Background: Evidence exists that cardiovascular risk factors influence progression toward end-stage renal failure. We tested the hypothesis that in nondiabetic middle-aged adults without macroalbuminuria, cardiovascular risk factors are related to urinary albumin excretion and prevalence of microalbuminuria, a sign of early nephropathy.
Methods: Cross-sectional analysis of data for 1567 participants in The Gubbio Population Study (677 men and 890 women), aged 45 to 64 years, without macroalbuminuria, without diabetes mellitus, and with fasting plasma glucose levels of less than 7.8 mmol/L (140 mg/ dL).
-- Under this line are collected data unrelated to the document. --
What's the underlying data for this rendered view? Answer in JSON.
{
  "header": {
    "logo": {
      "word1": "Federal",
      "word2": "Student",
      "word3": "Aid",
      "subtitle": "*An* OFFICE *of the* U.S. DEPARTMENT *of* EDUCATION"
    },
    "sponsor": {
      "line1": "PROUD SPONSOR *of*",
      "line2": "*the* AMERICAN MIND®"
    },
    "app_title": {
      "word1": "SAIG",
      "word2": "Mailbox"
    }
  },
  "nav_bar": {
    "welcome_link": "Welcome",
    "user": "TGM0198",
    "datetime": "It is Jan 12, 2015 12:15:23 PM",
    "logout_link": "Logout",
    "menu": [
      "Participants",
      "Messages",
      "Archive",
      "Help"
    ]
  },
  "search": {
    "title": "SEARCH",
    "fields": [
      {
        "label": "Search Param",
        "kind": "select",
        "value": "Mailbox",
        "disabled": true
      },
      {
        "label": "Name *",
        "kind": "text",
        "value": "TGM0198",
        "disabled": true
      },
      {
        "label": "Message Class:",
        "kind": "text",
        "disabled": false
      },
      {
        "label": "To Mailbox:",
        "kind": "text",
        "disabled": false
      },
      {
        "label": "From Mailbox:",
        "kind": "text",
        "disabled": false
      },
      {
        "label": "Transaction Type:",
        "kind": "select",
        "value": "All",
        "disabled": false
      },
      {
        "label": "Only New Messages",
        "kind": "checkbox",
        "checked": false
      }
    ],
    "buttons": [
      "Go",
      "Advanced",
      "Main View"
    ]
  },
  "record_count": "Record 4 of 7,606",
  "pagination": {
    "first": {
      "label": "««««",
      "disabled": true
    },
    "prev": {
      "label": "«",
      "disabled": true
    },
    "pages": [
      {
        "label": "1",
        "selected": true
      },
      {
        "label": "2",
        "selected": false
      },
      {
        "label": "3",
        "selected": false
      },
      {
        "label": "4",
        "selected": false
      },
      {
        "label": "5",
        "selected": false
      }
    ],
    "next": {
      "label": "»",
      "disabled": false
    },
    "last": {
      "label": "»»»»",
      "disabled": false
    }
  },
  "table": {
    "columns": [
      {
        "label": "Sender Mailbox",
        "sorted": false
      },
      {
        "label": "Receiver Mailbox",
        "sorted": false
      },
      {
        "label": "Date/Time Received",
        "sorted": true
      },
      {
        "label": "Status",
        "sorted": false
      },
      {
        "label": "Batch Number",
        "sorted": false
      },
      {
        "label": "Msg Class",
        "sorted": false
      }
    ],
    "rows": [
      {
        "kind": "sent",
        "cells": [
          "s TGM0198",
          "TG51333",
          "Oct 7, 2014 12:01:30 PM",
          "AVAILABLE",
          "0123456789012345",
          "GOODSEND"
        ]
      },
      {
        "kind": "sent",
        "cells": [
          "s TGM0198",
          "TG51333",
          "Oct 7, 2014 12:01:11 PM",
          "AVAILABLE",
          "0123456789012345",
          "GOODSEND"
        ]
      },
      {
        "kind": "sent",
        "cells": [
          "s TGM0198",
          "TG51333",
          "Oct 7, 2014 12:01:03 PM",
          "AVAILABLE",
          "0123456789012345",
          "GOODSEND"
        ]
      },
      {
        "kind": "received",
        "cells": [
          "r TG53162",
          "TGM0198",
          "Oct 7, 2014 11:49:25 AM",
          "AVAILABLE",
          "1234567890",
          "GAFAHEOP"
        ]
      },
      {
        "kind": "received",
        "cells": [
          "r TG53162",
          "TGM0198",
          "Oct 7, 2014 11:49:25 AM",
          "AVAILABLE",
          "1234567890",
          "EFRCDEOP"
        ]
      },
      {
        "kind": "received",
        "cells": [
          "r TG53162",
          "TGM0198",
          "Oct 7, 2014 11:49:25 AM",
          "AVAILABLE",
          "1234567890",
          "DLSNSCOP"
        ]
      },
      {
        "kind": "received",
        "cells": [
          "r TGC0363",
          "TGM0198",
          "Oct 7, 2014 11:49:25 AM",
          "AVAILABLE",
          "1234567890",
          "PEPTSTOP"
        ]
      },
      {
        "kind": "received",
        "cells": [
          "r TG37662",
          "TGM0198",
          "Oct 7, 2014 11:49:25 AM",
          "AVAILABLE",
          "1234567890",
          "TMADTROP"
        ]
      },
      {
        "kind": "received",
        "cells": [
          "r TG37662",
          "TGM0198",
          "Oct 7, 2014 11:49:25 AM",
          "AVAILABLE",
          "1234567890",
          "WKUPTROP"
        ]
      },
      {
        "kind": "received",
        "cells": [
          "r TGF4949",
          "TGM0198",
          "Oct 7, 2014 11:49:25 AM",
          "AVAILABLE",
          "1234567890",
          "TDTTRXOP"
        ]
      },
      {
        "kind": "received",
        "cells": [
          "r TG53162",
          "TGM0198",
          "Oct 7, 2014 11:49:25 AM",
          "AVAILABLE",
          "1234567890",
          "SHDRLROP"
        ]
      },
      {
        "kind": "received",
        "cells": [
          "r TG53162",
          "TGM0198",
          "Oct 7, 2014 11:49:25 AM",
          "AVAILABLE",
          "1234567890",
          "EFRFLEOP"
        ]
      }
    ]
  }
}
Data collection included albumin and creatinine excretion in timed overnight urine collection; levels of fasting plasma cholesterol, glucose, triglycerides, creatinine, and uric acid; creatinine clearance; red blood cell sodium-lithium countertransport; blood pressure; weight; height; medical history; smoking status; and alcohol intake. Urinary albumin excretion and prevalence of microalbuminuria were the dependent variables.
Results: Blood pressure, plasma cholesterol levels, smoking, and body mass index significantly related to urinary albumin excretion and prevalence of microalbuminuria. In analyses with control for multiple variables, relative risk for microalbuminuria (urinary albumin excretion, 20-199 microg/min) in men and women was 2.51 and 1.62, respectively, with 18 mm Hg higher (1 SD) systolic blood pressure; 2.25 and 2.10, respectively, with 1.0-mmol/L (40 mg/dL) higher plasma cholesterol level; 1.99 and 1.91, respectively, for smokers vs nonsmokers; and 1.83 and 1.33, respectively, with 4 kg/m2 higher body mass index. Findings were similar for microalbuminuria defined as urinary albumin excretion of at least 25 microg/dL glomerular filtration rate.
Conclusion: Major cardiovascular risk factors are independent correlates of microalbuminuria in nondiabetic middle-aged adults.